RATIONALE: Infertility is a common medical condition that affects nearly 15% of the world population. Non-obstructive azoospermia (NOA) is one of the most severe forms of male infertility. Some common structural variants, single nucleotide polymorphisms (SNPs), and genetic factors were reported to be associated with NOA. However, the underlying etiology and genetic mechanism(s) remain largely unclear.
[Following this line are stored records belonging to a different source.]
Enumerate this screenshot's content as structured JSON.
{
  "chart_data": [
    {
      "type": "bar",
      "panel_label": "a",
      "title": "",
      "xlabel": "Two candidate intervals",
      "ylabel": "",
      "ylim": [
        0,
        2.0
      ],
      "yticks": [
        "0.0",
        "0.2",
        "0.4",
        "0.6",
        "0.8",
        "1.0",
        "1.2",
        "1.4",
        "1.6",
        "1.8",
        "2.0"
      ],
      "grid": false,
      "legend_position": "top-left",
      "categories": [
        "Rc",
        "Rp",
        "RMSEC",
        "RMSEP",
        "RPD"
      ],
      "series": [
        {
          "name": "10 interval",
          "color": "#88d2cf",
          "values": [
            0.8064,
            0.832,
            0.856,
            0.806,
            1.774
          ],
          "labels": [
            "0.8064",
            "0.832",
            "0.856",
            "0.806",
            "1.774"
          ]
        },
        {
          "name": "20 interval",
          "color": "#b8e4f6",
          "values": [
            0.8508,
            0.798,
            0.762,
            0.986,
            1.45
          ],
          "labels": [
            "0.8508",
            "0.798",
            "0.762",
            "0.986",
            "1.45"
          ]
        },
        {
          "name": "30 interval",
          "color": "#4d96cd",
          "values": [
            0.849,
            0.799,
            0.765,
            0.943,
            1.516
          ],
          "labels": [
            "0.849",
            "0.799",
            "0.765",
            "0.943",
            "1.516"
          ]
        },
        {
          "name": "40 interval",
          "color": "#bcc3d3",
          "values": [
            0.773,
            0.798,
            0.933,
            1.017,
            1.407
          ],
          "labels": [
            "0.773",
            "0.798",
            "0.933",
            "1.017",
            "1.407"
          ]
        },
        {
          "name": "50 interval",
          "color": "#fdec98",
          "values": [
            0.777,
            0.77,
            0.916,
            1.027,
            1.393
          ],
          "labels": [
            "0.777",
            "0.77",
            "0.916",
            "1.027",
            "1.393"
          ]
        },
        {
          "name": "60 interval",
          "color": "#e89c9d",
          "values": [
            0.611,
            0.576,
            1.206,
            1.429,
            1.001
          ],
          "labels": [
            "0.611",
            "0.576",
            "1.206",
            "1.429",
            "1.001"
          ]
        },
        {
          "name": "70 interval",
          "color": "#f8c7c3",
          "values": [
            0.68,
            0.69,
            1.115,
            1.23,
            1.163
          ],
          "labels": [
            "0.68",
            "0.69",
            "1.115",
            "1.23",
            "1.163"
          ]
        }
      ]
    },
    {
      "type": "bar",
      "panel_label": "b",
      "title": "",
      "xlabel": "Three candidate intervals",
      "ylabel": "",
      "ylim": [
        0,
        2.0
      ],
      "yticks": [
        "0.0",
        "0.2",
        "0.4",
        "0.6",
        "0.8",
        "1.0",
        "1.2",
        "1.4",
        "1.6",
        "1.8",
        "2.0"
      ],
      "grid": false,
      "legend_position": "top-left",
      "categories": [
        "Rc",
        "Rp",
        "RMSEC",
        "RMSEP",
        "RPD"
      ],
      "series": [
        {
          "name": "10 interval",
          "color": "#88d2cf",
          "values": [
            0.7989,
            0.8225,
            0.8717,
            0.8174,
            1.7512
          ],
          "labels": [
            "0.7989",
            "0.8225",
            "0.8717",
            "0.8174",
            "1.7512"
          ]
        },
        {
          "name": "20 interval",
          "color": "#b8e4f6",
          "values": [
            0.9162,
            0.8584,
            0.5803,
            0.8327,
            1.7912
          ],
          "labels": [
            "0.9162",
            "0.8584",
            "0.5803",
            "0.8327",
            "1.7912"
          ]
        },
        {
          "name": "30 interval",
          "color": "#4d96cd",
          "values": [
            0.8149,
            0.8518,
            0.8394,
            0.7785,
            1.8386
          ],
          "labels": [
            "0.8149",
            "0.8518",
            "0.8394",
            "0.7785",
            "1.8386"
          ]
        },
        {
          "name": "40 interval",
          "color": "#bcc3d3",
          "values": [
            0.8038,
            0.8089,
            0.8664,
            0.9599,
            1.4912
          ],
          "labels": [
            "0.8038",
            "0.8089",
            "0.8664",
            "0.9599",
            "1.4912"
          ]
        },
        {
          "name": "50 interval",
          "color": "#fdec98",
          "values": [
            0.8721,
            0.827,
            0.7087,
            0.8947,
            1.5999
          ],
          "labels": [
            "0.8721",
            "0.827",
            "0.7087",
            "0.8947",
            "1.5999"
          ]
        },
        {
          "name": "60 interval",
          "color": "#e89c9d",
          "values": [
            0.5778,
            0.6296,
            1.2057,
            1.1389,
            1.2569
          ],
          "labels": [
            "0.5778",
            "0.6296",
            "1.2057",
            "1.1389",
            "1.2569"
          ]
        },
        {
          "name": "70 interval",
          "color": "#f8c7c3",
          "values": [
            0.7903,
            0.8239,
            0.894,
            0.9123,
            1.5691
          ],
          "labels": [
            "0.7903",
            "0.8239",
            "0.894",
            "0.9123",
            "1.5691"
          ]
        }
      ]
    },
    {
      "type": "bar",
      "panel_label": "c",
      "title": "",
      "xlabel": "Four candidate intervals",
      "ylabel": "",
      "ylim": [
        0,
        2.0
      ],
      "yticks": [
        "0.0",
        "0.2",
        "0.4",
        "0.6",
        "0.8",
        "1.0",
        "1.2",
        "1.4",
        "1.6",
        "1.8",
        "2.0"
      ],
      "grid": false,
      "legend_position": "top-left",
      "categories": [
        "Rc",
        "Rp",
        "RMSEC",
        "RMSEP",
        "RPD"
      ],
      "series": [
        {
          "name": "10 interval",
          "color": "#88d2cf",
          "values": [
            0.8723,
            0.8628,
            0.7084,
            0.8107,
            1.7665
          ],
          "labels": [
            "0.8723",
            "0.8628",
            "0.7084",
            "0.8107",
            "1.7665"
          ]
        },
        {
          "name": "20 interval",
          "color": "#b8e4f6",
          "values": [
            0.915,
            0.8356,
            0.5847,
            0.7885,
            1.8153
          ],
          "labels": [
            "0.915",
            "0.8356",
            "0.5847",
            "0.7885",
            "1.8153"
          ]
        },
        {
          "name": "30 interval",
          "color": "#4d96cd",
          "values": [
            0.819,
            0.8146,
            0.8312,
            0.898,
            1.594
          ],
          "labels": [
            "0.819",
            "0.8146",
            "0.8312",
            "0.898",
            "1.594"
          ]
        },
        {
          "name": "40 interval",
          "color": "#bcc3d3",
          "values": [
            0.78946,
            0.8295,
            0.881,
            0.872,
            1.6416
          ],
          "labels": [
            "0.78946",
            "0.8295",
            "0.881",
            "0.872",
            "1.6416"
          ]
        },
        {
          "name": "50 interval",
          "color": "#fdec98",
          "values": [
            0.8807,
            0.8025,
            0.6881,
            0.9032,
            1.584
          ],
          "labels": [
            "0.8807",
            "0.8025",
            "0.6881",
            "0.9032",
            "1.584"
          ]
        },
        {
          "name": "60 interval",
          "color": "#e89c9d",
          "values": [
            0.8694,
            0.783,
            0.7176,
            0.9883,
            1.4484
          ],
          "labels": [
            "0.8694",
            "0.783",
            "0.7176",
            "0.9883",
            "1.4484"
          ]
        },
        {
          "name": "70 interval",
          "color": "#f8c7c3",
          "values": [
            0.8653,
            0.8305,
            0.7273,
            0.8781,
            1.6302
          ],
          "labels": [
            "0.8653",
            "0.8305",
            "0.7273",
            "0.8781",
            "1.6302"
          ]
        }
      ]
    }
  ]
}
This report aimed to describe the associated mutation of the heat shock factor-2 (HSF2) gene in Chinese infertile men with NOA. PATIENT CONCERNS: An apparently healthy 27-year-old man with a body mass index (BMI) of 23.31 kg/m(2) had a 2-year history of primary infertility. DIAGNOSES: The semen analysis of the patient showed a sperm concentration of 0/mL in 6.5 mL of semen. The patient was diagnosed with NOA by performing the comprehensive examinations including a detailed medical history, physical examination, chromosome analysis, Y-chromosome microdeletions, semen analysis, and hormone profiles. INTERVENTIONS: The couple received artificial insemination by donor (AID) and a healthy girl was born after the embryo transfer. OUTCOMES: We found a novel deletion-insertion variation c.326_326delinsGGAAGGTGAGCTATTGT in the exon 3 of the HSF2 gene by performing next-generation sequencing on him who was diagnosed NOA. We performed Sanger sequencing on this patient and confirmed the heterozygous missing insertion mutation in the patient. This is a novel mutation. The variant was heterozygous and categorized as pathogenic. LESSONS: A novel deletion-insertion variation c.326_326delinsGGAAGGTGAGCTATTGT in the exon 3 of HSF2 gene HSF2 is predicted to be pathogenic and associated with the occurrence of NOA.